There are five stages of grief in preparing to watch “The Emoji Movie.” The first is denial that this actually exists. The second is anger that even storytelling has been reduced to those reductive blobs. The third is bargaining that, hey, they made “The Lego Movie” work so maybe some smart folks actually pulled this off. The fourth is depression that movies confuse “brands” for “ideas.” And the fifth is acceptance that, yes, of course that's where we're headed so let's make the most of it.

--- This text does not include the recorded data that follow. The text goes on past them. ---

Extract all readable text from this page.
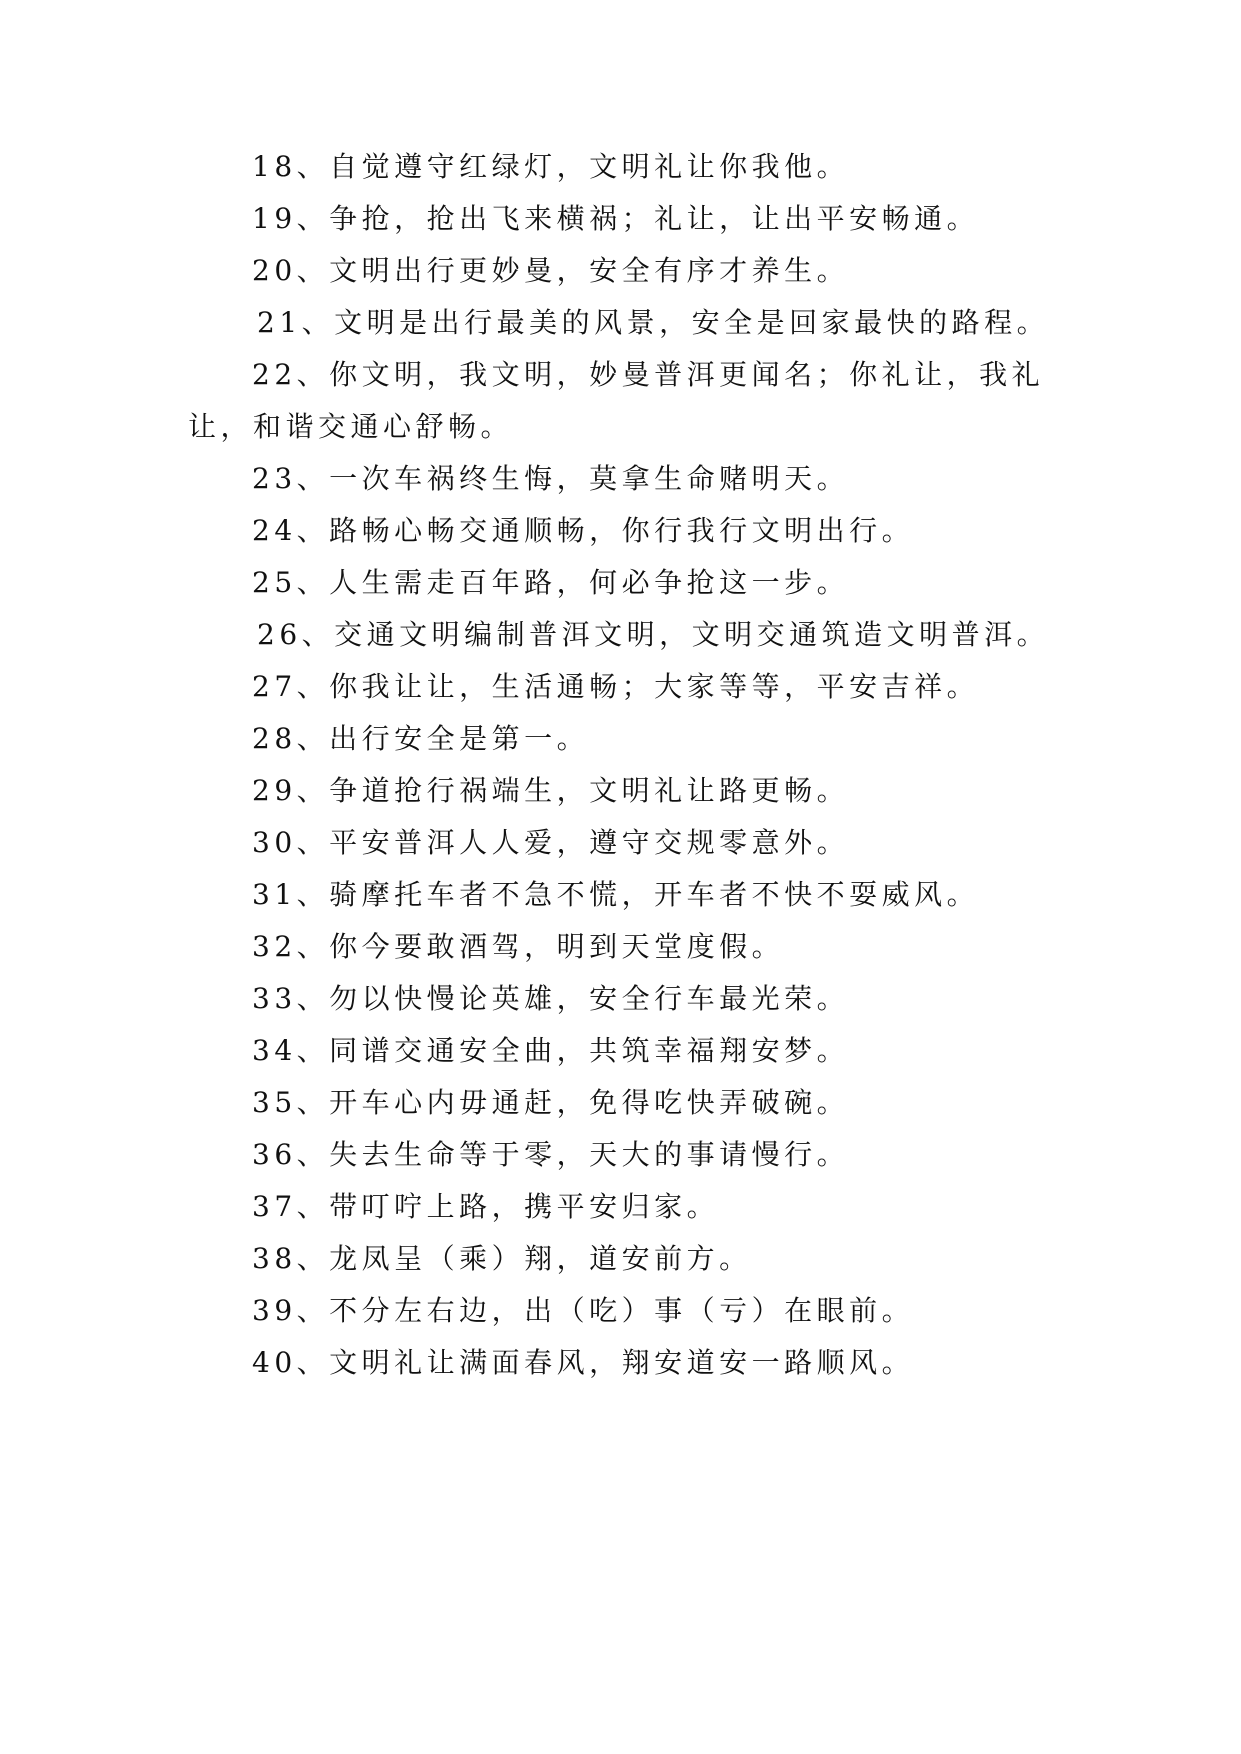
18、自觉遵守红绿灯，文明礼让你我他。
19、争抢，抢出飞来横祸；礼让，让出平安畅通。
20、文明出行更妙曼，安全有序才养生。
21、文明是出行最美的风景，安全是回家最快的路程。
22、你文明，我文明，妙曼普洱更闻名；你礼让，我礼
让，和谐交通心舒畅。
23、一次车祸终生悔，莫拿生命赌明天。
24、路畅心畅交通顺畅，你行我行文明出行。
25、人生需走百年路，何必争抢这一步。
26、交通文明编制普洱文明，文明交通筑造文明普洱。
27、你我让让，生活通畅；大家等等，平安吉祥。
28、出行安全是第一。
29、争道抢行祸端生，文明礼让路更畅。
30、平安普洱人人爱，遵守交规零意外。
31、骑摩托车者不急不慌，开车者不快不耍威风。
32、你今要敢酒驾，明到天堂度假。
33、勿以快慢论英雄，安全行车最光荣。
34、同谱交通安全曲，共筑幸福翔安梦。
35、开车心内毋通赶，免得吃快弄破碗。
36、失去生命等于零，天大的事请慢行。
37、带叮咛上路，携平安归家。
38、龙凤呈（乘）翔，道安前方。
39、不分左右边，出（吃）事（亏）在眼前。
40、文明礼让满面春风，翔安道安一路顺风。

The good news is “The Emoji Movie,” co-written and directed by Tony Leondis, is not evil. The bad news is it's just mediocre, or in emoji parlance, simply “meh.” It does not come close to the joy and wonder of “Toy Story” or “Inside Out,” although it appears to borrow the central conceit that anthropomorphized emojis have families and ambitions.

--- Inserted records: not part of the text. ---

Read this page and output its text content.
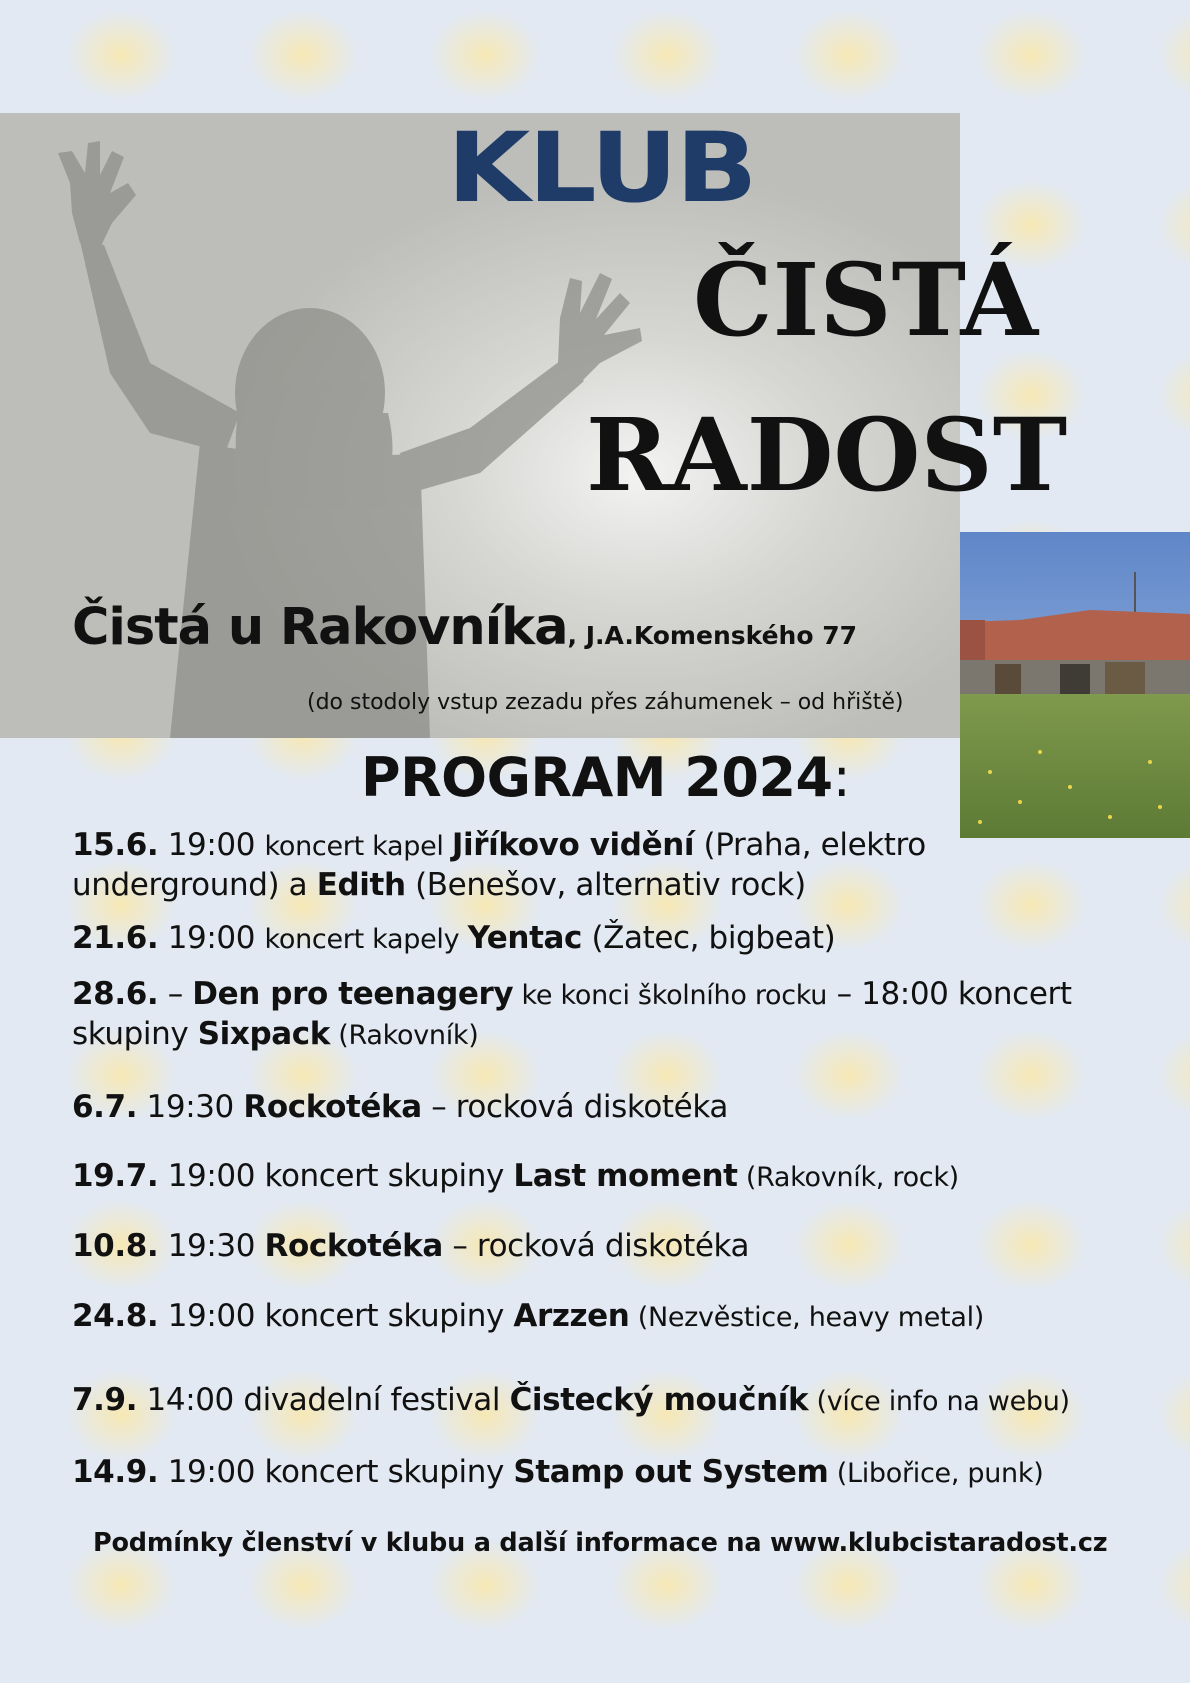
KLUB
ČISTÁ
RADOST
Čistá u Rakovníka, J.A.Komenského 77
(do stodoly vstup zezadu přes záhumenek – od hřiště)
PROGRAM 2024:
15.6. 19:00 koncert kapel Jiříkovo vidění (Praha, elektro underground) a Edith (Benešov, alternativ rock)
21.6. 19:00 koncert kapely Yentac (Žatec, bigbeat)
28.6. – Den pro teenagery ke konci školního rocku – 18:00 koncert skupiny Sixpack (Rakovník)
6.7. 19:30 Rockotéka – rocková diskotéka
19.7. 19:00 koncert skupiny Last moment (Rakovník, rock)
10.8. 19:30 Rockotéka – rocková diskotéka
24.8. 19:00 koncert skupiny Arzzen (Nezvěstice, heavy metal)
7.9. 14:00 divadelní festival Čistecký moučník (více info na webu)
14.9. 19:00 koncert skupiny Stamp out System (Libořice, punk)
Podmínky členství v klubu a další informace na www.klubcistaradost.cz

Alex (voiced by Jake T. Austin) wants to communicate with a girl in res and Sony Pictures Animation's "The Emoji Movie." Courtesy of Sony Pictures Animation

“The Emoji Movie” takes us into the world of Alex's phone. He's an awkward high school freshman who is stressed out about what to text a girl he has a crush on. His friend advises him that “words are stupid” so he goes for a good old emoji. Little does he know in the emoji app it's Gene's first day of work. Gene (T.J. Miller) is supposed to be the “meh” symbol, but the excitable yellow blob alternates between emotions and can't stick to the one he's supposed to have.

When Gene messes up, the sinister Smiler (Maya Rudolph) decides he must be deleted. Suddenly Gene is on the run, and hooks up with the past-his-prime Hi-5 (James Corden) and a hacker emoji Jailbreak (Anna Faris) to try to get into the cloud where they might fix him.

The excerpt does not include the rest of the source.